There's something amazing about today's big-budget open world games. Worlds like Los Santos in Grand Theft Auto 5, Medici in Just Cause 3 or the imaginatively named San Fransisco in Watch Dogs 2. These worlds are massive, filled with interesting, detailed landmarks. Shadows and shaders make the beautifully modeled and animated people come to life - all at higher frame rates than a movie theater - while being fully interactive and rendered in real time.
But even games which cost north of $200 million to develop have to deal with one basic problem; every game world has an edge. And the job of maintaining an immersive experience in a limited world is made so hard by the free-roam game mechanic of the genre.
Meanwhile, back in software development; the world is being changed by machine learning. Developers can harness the power of data and GPUs to make predictions, recognise images, deal with audio data and even synthesise text. Now is truly an amazing time.

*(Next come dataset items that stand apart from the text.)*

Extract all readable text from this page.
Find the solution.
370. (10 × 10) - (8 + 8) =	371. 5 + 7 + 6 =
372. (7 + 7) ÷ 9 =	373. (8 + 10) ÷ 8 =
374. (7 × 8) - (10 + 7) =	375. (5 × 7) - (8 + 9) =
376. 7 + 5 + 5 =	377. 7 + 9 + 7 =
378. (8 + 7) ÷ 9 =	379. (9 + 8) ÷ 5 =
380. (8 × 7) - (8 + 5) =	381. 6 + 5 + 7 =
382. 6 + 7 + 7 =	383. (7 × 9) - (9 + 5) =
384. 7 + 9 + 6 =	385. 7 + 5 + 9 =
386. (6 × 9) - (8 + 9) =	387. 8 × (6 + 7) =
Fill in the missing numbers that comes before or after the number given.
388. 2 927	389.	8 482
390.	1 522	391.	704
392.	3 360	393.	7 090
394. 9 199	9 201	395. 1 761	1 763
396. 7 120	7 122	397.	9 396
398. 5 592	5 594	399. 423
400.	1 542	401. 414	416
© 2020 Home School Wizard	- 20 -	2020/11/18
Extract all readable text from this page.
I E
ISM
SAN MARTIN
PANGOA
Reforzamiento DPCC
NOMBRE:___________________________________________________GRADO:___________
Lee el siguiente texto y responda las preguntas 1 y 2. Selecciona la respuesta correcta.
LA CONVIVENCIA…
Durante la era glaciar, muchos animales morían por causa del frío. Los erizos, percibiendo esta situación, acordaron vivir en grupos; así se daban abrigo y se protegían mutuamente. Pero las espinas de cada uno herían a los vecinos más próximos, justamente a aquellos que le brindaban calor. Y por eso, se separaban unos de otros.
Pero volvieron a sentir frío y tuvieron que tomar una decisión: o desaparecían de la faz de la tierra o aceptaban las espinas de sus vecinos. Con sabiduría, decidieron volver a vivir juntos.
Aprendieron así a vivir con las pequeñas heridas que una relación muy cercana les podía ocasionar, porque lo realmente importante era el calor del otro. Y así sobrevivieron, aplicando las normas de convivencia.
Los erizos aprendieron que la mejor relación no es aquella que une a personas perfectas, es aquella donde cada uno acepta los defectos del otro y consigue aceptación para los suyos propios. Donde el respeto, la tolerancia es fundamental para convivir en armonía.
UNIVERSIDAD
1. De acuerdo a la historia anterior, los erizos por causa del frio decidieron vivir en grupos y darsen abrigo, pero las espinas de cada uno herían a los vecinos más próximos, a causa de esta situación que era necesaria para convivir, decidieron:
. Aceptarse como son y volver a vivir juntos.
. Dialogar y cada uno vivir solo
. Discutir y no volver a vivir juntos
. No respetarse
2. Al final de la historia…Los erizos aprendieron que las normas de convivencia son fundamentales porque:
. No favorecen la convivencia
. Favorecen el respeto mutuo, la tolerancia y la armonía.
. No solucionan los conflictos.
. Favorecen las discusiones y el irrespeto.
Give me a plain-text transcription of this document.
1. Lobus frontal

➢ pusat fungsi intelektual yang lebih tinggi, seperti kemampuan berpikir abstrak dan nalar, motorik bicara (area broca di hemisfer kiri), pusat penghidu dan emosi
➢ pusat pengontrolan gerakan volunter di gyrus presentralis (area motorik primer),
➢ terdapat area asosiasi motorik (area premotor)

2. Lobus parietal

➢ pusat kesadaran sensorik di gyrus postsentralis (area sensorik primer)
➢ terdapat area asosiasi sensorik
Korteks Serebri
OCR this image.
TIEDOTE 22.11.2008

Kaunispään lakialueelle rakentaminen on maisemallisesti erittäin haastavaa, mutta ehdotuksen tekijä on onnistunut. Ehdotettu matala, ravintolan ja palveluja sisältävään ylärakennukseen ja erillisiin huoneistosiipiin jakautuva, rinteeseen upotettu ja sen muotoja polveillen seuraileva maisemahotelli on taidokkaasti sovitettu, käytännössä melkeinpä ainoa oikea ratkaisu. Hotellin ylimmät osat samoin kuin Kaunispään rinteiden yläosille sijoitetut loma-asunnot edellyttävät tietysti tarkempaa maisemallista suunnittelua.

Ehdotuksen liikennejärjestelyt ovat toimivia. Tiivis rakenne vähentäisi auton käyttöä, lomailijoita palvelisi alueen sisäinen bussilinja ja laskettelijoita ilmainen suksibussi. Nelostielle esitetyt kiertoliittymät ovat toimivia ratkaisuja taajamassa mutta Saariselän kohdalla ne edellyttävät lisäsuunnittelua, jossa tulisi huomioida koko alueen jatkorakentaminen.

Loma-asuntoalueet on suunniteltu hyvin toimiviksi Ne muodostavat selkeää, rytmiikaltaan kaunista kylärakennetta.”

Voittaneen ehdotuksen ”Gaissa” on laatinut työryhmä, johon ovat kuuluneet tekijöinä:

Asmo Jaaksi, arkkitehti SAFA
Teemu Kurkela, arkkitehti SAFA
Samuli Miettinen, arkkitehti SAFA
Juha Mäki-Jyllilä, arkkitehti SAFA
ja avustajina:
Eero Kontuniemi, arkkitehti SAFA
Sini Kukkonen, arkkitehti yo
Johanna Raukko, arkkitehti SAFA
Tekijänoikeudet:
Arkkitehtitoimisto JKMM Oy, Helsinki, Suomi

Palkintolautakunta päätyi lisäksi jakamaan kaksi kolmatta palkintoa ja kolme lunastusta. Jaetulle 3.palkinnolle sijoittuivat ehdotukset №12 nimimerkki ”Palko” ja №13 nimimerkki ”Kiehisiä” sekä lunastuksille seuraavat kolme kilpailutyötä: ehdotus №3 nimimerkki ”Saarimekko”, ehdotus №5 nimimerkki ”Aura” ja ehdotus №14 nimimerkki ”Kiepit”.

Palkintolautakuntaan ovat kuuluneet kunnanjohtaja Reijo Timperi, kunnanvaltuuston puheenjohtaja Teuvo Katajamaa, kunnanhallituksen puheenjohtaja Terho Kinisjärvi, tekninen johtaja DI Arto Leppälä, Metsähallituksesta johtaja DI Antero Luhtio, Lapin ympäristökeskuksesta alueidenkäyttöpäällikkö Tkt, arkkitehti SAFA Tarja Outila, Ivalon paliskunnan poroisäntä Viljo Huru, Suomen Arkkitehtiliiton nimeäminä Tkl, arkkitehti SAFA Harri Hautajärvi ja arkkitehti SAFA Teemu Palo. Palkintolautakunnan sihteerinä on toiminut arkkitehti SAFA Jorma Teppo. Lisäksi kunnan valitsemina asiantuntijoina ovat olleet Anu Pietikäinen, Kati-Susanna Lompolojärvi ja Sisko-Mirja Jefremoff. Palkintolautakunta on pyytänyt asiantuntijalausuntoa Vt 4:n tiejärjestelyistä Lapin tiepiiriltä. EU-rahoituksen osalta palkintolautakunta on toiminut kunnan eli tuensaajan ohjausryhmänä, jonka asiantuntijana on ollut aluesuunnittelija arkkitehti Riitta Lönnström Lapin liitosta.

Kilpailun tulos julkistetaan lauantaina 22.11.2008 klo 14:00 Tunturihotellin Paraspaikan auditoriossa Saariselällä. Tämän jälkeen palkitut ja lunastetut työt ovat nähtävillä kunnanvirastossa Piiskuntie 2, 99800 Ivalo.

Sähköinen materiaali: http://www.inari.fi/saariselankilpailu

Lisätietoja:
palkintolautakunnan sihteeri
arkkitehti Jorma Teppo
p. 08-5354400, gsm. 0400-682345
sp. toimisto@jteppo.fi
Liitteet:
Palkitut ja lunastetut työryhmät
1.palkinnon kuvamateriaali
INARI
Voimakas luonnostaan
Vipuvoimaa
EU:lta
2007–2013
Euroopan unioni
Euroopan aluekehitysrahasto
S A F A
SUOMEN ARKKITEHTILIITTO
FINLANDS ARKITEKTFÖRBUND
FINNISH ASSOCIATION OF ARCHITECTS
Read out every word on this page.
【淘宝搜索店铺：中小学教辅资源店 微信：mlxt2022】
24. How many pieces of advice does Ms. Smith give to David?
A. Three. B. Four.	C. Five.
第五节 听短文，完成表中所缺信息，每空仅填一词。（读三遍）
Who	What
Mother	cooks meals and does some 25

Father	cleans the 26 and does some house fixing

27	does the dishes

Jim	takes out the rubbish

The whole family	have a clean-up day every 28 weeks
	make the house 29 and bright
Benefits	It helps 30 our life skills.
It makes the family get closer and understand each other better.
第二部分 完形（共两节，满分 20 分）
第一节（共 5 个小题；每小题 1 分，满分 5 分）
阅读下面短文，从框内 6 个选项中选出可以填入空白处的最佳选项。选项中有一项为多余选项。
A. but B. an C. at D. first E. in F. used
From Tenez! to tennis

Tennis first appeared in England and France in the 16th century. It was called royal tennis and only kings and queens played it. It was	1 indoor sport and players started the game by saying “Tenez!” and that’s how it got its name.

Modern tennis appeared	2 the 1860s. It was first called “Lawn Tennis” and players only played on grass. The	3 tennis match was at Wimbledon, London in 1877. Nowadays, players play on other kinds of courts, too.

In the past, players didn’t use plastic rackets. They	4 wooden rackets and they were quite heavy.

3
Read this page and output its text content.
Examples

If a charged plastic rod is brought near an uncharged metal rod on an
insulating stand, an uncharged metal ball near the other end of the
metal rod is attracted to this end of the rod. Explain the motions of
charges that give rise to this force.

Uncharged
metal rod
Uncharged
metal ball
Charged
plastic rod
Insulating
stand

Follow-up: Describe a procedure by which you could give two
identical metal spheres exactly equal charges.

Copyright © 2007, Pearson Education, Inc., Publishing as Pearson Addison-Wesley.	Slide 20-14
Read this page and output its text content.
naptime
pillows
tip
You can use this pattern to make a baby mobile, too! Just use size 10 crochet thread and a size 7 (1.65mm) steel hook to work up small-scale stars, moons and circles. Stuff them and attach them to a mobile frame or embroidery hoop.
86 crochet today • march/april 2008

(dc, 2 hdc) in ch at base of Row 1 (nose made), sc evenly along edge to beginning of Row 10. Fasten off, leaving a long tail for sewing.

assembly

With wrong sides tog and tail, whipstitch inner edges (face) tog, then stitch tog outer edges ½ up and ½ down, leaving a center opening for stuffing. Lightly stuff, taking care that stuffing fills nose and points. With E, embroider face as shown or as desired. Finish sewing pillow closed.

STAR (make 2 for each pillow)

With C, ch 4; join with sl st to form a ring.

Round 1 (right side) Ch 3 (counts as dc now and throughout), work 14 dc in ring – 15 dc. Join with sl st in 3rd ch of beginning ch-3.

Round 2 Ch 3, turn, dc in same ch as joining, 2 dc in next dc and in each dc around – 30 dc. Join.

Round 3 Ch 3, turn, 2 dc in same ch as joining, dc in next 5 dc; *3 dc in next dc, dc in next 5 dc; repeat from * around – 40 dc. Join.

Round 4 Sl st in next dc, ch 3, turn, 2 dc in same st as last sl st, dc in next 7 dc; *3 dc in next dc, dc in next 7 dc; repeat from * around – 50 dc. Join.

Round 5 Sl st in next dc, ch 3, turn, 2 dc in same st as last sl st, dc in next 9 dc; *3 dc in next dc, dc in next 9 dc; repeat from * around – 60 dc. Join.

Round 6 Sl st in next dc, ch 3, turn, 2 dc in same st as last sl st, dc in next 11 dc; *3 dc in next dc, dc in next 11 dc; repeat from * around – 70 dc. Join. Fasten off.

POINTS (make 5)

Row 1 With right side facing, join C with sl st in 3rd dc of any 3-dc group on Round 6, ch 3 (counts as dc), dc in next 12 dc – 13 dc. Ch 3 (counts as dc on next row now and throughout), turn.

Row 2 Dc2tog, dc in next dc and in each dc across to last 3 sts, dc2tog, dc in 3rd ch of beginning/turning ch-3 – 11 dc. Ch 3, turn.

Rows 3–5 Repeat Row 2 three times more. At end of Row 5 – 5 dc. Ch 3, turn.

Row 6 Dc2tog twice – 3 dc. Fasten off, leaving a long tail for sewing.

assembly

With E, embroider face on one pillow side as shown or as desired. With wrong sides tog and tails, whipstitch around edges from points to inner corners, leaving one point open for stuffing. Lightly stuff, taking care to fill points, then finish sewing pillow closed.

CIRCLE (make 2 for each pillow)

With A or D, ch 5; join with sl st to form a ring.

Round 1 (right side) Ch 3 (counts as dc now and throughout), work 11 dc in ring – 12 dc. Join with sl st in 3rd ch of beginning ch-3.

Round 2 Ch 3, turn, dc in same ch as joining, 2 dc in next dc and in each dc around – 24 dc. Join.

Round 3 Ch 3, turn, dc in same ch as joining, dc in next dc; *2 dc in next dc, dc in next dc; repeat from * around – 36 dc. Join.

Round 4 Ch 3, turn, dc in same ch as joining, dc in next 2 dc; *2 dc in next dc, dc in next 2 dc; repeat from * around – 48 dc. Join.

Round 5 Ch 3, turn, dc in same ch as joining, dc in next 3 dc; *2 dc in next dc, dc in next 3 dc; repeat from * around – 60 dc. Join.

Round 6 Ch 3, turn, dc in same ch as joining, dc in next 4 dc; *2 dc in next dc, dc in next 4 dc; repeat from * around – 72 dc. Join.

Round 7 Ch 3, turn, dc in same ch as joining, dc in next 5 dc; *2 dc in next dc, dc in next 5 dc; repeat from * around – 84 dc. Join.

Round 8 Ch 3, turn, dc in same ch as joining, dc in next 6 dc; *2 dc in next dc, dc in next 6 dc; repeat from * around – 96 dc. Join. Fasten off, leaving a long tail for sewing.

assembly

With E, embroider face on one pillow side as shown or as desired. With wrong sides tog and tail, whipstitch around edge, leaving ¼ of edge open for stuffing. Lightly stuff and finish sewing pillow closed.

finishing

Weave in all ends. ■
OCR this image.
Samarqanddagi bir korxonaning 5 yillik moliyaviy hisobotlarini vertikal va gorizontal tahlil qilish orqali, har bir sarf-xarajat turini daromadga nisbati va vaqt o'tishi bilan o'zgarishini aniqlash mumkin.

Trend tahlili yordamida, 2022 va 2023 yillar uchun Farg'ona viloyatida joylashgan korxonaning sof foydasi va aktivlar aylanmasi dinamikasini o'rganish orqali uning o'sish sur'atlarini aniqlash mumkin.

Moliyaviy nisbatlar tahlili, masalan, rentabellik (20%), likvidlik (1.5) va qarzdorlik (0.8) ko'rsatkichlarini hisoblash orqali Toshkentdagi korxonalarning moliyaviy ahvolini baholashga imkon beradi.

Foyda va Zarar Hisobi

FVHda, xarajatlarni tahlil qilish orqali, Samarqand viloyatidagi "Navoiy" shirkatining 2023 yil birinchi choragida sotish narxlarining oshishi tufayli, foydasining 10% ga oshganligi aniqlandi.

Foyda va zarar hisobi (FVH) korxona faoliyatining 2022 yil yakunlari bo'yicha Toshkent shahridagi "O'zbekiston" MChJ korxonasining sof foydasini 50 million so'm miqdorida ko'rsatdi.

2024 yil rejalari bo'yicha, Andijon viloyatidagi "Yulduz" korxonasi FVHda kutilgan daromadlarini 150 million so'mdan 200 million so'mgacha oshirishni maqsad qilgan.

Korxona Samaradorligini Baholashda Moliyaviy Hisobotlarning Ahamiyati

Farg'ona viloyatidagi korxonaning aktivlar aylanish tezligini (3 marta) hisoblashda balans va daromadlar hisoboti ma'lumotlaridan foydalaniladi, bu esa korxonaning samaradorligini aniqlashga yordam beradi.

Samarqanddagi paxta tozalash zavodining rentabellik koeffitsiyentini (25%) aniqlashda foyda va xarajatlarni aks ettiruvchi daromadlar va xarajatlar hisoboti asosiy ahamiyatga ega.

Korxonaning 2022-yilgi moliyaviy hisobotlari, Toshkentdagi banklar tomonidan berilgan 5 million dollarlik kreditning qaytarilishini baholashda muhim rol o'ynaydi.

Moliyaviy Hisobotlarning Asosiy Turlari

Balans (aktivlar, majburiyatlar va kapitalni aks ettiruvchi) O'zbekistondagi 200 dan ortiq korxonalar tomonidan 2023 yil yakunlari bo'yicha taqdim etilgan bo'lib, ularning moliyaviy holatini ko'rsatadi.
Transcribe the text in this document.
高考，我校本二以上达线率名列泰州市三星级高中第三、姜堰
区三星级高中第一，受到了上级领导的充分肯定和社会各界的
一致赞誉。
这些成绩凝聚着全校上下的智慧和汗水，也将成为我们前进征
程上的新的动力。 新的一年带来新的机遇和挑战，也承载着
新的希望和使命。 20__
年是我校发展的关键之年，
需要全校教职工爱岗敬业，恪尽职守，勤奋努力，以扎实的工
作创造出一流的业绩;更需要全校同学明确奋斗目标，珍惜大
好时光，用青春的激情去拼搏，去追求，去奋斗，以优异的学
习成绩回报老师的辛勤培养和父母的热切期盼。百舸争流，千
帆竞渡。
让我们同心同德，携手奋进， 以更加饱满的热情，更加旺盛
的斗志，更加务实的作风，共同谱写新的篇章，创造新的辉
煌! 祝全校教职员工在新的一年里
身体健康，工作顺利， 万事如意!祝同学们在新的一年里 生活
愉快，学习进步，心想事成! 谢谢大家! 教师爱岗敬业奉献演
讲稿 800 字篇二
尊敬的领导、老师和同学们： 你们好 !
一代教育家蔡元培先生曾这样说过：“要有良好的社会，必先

But we haven't created "General AI" yet. Software giant Google's DeepMind lab has managed to generate bots that play Atari games. But that's a far cry from their next research subject of playing complex, open-world games such as GTA 5, let alone full general AI.
So this begs the question; how as developers and designers, not AI researchers, can we deliver great user experiences using machine learning? General AI has been just around the corner for perpetuity, but it is not her yet. How can we hide machine learning's rough edges?
One common edge hiding technique is water. Los Santos conveniently happens to be an island in the middle of the sea. Medici takes that a step further with an archipelago of islands.
But video games are even more limited, even the oceans must have edges. Or at least you would think. This trick is the most important part of the strategy: creating an illusion of motion.
Having a fully unlimited ocean is harder for developers, but is also terrible from a design perspective. If a player wastes X minutes swimming to the "edge of the ocean", it's pretty boring for them to have to turn around and swim X minutes back again.
So the developers use a trick. The ocean does have an edge. But once you get to the edge - while the swimming animations continue - you don't move. Oceans have waves, so by changing the wave's parameters the developers can create an illusion of infinite ocean.
The ocean technique is interesting. It hides the edge of the world in infinite, meaningless and boring content. Almost a "default behaviour" if you will.
I think this is a technique that many vendors have already picked up on. When Apple's Siri system can't find an action related to your input, it just searches the web - a place not unlike the ocean.
Not all games use the sea to hide the edge. Other games use more subtle ways; like dense forests with trees too tall for the user to overcome, or removing resources so that the character can not survive the journey to the edge.
These are some really interesting ideas. For the integrity of the machine learning hype train, is it possible to push the blame for issues onto different parts of the application - just like the forest of trees strategy? Or can applications remove data when something reaches the edge of the functionality?
Video games have always been inspirational when looking for practical ways to make AI a reality. Games very early on created AIs to challenge players - many of which are extremely limited, but created an immersive experience. How do these new generation of open-world games, with their new techniques for "faking it", inspire better AI user experiences?